As a teenager, Vsevolod discovered his passion for poetry, and completed his university studies under the tutelage of Gumilyov, the founder of the Acmeist poetic movement, who was arrested and executed by the Soviet secret police in 1921.[1] In 1916, Vsevolod was enrolled in the army to fight in WWI. He was still an official in the Tsarist army on the 25th of October 1917, in the decisive months for the victory of the communists driving Russian Revolution.[2] He was taken hostage by the Red Army on the night the Russian Empire fell. He then enrolled in the Red Army, but at the end of the day, whether the arm he served her tsarists or the communists, his main aim was to keep a roof over his head and food on his table. Thus, as his name started to become nationally renown in the early 1920s, he left the army and was able to dedicate himself to the profession he loved: poetry. This was at the time Stalin was rising to power.
In 1941, Vsevolod was called to the military service again. Leningrad, as Saint Petersburg was then known, was under the notorious siege and every child and mother had been evacuated on trains to the country, away from the war. Among them was my grandmother, aged 4. Her father remained in Leningrad, working for the army’s newspapers until the end of the war in 1945. Historians consider the Eastern Front, and Leningrad in particular, to have suffered the greatest civilian loss in WWII. After the evacuation, the city had 1 million people left. At the end of the war, a sixth of the original 3 million were still alive.[3]

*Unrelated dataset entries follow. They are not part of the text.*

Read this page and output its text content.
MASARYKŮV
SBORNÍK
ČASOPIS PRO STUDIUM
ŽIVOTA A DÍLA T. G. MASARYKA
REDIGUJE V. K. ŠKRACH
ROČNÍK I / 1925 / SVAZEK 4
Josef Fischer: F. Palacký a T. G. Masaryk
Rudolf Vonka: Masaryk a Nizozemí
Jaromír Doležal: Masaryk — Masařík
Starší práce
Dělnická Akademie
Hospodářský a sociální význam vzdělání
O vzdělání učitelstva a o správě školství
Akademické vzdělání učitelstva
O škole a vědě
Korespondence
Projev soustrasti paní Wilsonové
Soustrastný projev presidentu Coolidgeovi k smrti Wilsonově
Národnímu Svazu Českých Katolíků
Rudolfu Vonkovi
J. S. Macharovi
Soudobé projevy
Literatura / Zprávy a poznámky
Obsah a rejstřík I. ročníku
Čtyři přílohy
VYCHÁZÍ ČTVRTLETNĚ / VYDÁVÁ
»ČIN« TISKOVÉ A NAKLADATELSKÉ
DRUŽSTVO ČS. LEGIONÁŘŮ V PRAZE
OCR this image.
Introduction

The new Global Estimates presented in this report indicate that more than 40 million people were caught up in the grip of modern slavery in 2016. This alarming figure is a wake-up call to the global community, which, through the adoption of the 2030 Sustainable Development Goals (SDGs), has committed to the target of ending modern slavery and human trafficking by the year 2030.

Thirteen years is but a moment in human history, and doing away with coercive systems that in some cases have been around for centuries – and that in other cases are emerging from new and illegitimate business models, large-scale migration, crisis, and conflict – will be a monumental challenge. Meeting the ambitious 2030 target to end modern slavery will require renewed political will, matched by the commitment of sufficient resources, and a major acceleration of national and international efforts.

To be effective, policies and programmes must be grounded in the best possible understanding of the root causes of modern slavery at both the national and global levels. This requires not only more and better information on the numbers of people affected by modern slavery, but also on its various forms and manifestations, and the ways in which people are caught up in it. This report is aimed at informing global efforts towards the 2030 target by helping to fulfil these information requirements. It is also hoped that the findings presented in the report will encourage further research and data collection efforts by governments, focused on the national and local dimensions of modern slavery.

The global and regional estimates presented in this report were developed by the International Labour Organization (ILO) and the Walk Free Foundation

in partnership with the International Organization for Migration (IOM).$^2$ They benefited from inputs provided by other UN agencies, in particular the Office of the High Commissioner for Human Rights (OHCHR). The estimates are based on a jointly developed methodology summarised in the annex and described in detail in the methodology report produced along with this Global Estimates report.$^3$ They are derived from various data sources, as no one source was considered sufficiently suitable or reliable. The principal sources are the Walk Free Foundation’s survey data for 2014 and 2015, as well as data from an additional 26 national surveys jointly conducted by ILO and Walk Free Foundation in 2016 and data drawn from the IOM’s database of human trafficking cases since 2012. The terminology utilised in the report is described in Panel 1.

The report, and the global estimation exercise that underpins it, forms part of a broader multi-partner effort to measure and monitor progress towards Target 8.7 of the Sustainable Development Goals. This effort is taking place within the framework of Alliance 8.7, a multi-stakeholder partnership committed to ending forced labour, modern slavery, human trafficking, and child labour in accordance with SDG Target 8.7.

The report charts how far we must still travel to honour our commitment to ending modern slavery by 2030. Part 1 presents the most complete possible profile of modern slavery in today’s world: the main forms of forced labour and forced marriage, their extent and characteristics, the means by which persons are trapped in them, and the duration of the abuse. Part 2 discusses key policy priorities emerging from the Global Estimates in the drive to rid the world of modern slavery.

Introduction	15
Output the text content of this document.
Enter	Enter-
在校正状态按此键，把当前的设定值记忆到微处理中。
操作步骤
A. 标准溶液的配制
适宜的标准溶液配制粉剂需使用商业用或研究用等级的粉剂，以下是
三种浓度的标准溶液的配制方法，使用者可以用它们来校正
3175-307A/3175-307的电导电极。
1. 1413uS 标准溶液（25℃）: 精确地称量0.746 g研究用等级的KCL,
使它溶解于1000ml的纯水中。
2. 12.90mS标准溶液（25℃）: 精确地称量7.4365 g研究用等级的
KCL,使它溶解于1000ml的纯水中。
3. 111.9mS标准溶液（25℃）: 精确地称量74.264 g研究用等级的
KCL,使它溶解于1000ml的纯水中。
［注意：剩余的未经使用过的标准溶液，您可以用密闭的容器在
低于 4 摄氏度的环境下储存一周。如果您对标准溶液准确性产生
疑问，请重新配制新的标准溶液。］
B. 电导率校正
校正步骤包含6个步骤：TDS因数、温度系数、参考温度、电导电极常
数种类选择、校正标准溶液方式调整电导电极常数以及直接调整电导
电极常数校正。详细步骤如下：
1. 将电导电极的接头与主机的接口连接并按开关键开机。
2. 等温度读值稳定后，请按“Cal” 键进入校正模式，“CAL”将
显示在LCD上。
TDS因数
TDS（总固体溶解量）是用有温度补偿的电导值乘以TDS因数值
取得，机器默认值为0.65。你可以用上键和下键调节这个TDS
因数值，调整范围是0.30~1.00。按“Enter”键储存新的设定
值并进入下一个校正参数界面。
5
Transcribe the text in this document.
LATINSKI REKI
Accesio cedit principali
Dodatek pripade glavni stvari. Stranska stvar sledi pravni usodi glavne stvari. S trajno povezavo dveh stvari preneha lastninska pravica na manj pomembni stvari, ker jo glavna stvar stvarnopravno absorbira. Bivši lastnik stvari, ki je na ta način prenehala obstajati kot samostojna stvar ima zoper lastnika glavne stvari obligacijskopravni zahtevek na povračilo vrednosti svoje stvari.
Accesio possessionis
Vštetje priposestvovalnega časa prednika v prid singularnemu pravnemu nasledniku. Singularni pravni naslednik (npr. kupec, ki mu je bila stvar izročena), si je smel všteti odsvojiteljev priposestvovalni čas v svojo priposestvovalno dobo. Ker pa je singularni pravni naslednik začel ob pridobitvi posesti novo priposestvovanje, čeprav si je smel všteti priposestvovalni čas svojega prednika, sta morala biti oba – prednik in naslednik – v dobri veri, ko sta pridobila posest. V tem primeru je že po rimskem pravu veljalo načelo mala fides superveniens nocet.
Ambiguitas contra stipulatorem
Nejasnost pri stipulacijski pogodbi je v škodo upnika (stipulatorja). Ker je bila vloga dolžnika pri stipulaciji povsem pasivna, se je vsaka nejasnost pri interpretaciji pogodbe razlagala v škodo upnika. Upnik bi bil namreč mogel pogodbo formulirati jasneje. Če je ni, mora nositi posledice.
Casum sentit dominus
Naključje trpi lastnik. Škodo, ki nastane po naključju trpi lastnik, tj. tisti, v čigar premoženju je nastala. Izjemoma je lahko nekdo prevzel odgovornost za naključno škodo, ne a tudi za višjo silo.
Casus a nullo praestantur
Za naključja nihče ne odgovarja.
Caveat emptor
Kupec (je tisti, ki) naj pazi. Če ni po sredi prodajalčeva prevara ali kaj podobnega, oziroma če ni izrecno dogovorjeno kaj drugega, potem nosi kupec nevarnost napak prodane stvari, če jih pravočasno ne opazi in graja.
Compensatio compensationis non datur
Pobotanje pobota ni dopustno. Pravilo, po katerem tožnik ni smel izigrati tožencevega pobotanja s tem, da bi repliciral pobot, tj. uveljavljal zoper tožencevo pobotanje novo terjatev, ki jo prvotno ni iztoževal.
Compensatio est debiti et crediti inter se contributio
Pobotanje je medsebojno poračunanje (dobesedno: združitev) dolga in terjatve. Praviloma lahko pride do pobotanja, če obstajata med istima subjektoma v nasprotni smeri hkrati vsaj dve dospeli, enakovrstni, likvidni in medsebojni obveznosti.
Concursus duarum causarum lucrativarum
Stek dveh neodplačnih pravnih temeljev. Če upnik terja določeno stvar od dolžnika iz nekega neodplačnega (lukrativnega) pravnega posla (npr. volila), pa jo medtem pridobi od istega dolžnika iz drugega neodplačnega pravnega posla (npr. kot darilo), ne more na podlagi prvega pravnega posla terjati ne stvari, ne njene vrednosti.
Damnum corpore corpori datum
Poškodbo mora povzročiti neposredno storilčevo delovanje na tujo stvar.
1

With the end of WWII, Vsevolod was able to dedicate himself to poetry again. He was part of the committee of Soviet poets and writers, and he lived in an apartment block that was assigned for the society’s members, meaning he was surrounded by the many of the finest Russian poets and writers who lived in St Petersburg at the time. He wrote lyric poetry, and was in this respect quite different from thetrend of poetry at the time, which were fixated on socialism and social justice. But living in these quarters was no literary party. The poets had to live in close quarters with others of different personalities and diverging political interests. As story has it, my great grandmother (Vsevolod’s wife) smuggled three volumes of a four-volume edition of Gumilyov’s banned works across the Russo-Finnish border. My great grandfather was at times accused of political conspiracy for this type of inconspicuous behaviour. These claims were never verified. But it clearly shows that you had to be careful about who you knew, what you wrote, and where you went because someone was ready to point a finger at you. Gumilyov’s three volumes are still standing in one of the library’s shelves.
The two images that strike me the most are two of my father’s memories of Vsevolod. The first is the reminiscence of the poet’s room and how he could not see beyond his arm’s length. Vsevolod could only work when the room was filled with tobacco smoke. And the second relates to his death. Vsevolod died while signing off his last poem.
Now, I believe the story that I am sharing with you about Vsevolod should not be taken as fact. Not because it is not true, but because I have never met this person, and the stories and impressions that I get about him are gained through those who knew him. All that remains that merits the term ‘fact’ are his poems.
But then what is the point of learning and remembering one’s family history? Ultimately, I am persuaded that their stories inspire us to play a role in our modern society. The problems that my great-grandfather faced were, no doubt, very different from today’s problems. Yet, his dedication, his passion, and human character inspire me to pursue what I am interested in and stand up for what I think is right. One’s roots can play a powerful role – they drive change through those who give them a voice. By exploring, experiencing, and becoming more rooted with my origins, I hope to better understand what kind of person I am and how I should carry out my responsibilities in life. Do not forget where you come from. In the end, who we are now is an intertwined figure of who those before us were, and how their past actions influence our present and future.